Sous le titre Libera Me, il a publié ses mémoires aux éditions Gallimard.  Présentation originale puisqu'elles ne sont pas rédigées par ordre chronologique mais par ordre alphabétique des personnages qu'il a connus, qu'ils soient avocats, écrivains, artistes ou anonymes et par sujet traité.  Dans un style épuré et parfait, on y trouve des chapitres sur l'Algérie française, l'Anarchie, Aragon, Michel Audiard, Cambacérès, Carlos, Gide, J.-E. Hallier, etc.

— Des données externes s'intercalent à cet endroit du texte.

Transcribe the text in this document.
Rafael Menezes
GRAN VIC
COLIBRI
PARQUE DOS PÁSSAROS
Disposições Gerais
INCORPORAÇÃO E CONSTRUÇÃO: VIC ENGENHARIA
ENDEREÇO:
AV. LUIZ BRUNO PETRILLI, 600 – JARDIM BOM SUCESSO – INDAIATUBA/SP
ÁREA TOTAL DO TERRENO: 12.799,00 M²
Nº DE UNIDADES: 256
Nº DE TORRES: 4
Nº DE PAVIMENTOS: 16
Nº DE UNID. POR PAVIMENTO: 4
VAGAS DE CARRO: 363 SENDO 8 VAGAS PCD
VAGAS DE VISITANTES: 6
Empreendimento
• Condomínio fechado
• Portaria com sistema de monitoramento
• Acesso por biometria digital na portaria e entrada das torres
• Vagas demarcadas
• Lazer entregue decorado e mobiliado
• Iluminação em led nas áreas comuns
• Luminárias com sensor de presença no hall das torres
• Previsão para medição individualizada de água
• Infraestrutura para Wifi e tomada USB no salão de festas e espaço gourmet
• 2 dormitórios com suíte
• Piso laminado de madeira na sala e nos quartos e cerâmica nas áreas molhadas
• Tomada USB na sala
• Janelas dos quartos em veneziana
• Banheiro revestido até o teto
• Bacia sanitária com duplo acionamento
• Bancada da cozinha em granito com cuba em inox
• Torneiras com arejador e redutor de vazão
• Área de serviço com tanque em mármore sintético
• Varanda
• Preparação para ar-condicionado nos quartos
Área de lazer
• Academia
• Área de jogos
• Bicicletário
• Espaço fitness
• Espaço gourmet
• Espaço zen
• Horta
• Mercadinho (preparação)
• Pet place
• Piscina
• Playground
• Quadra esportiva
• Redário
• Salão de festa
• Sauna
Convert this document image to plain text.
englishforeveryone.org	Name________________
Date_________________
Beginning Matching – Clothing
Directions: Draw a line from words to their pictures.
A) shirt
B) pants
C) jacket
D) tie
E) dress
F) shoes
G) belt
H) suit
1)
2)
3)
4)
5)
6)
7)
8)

On y trouvera des passages sur les plus grands avocats français du XXe siècle : Garçon, Floriot, Isorni, Tixier-Vignancour, Vergès, Varaut, ... sur lesquels j'ai déjà consacré plusieurs articles sur ce site.
 
Sur Isorni : "Jacques Isorni marchait dans les couloirs du Palais avec l'air de traîner son ennui et de se foutre énormément de la suite des événements, mais c'était un passionné, resté très enfant, et qui se révoltait pour des riens, un homme tabassé dans un commissariat, un innocent condamné, l'état de nos prisons et de nos universités."
 
Et sur Tixier-Vignancour : "Un coffre comme celui de Mirabeau, une voix d'airain, ou de bronze, qui avait l'air de sortir de terre, Jean-Louis Tixier-Vignancour est sans conteste, avec Berryer fils et Fernand Labori, l'un des plus grands avocats de l'histoire de France." 

Quelques extraits :

"IDIOTES

"Combien d'idiotes distinguées et cultivées m'ont dit, au cours de dîners mondains : "Cher Maître, comment pouvez-vous défendre des assassins, des violeurs, des pédophiles, tant de voyous qui commettent tant de crimes et de délits au préjudice d'innocentes victimes ?"  C'est aussi bête que de demander à un médecin pourquoi il apporte ses soins à un malade en phase terminale, à un condamné à mort la veille de son exécution, à un kamikaze grièvement blessé par l'explosion de la bombe qu'il portait.  C'est la fonction sociale du médecin de sauver des vies sans se poser la question de savoir ce qu'a pu faire son malade ni qui il est.  Des médecins militaires français n'ont-ils pas apporté leurs soins à des blessés allemands ramassés sur les champs de bataille, tandis que les militaires de l'autre camp faisaient de même ?  C'est un mal français que de faire la morale en toutes occasions et de se battre la coulpe.  C'est la fonction sociale de l'avocat de défendre les hommes face à la société qui les accuse, et plus ils sont de grands et odieux criminels plus s'impose à leurs côtés la présence d'un avocat, ce qui ne nous interdit pas de défendre aussi, et avec la même conviction, les voleurs de poules, les victimes et les duchesses en procès avec leurs métayers."

"LA PRUDENCE

"Voltaire écrivait à La Harpe, le 31 mars 1775 : "(...) cette sorte de vertu qu'on appelle la prudence", et je me demande ce qu'il aurait pensé du principe de précaution dont on nous rebat les oreilles en toutes occasions.  L'audace et le courage, que l'on enseignait de mon temps dans les écoles, sont passés de mode.  Et je me souviens que, lorsque je rentrais à la maison avec un œil au beurre noir, mon père n'allait pas se plaindre au commissariat de police.  Il m'engueulait pour avoir eu le dessous et me donnait des leçons pour parfaire mon coup droit.  Aujourd'hui, les enfants n'ont plus le droit de se battre dans la cour de l'école, de se casser une jambe en faisant du cheval ou du ski, et les gens de sortir sans ceinture de sécurité et sans casque, de nager sans bouée, de respirer sans masque.  Ils sont assurés pour tout : en cas de rhume, quand ils crèvent un pneu, lorsque leur chapeau est emporté par le vent et quand ils ont perdu leur montre ou leur portefeuille.  Ainsi se met en place une société où personne ne prend plus de risque ni de responsabilité et où, chaque fois que quelqu'un se tord le pied, il y a toujours un responsable, l'état du trottoir ou de ses chaussures, un autre passant, la pluie, le verglas ou le grand beau temps.  A défaut, c'est un fonds de garantie qui répare les dégâts.  Les jeunes de cette nouvelle société se comportent comme des petits vieux et les vieux comme des vieux qu'ils sont."
 
François GIBAULT, Libera Me, Gallimard, 2014.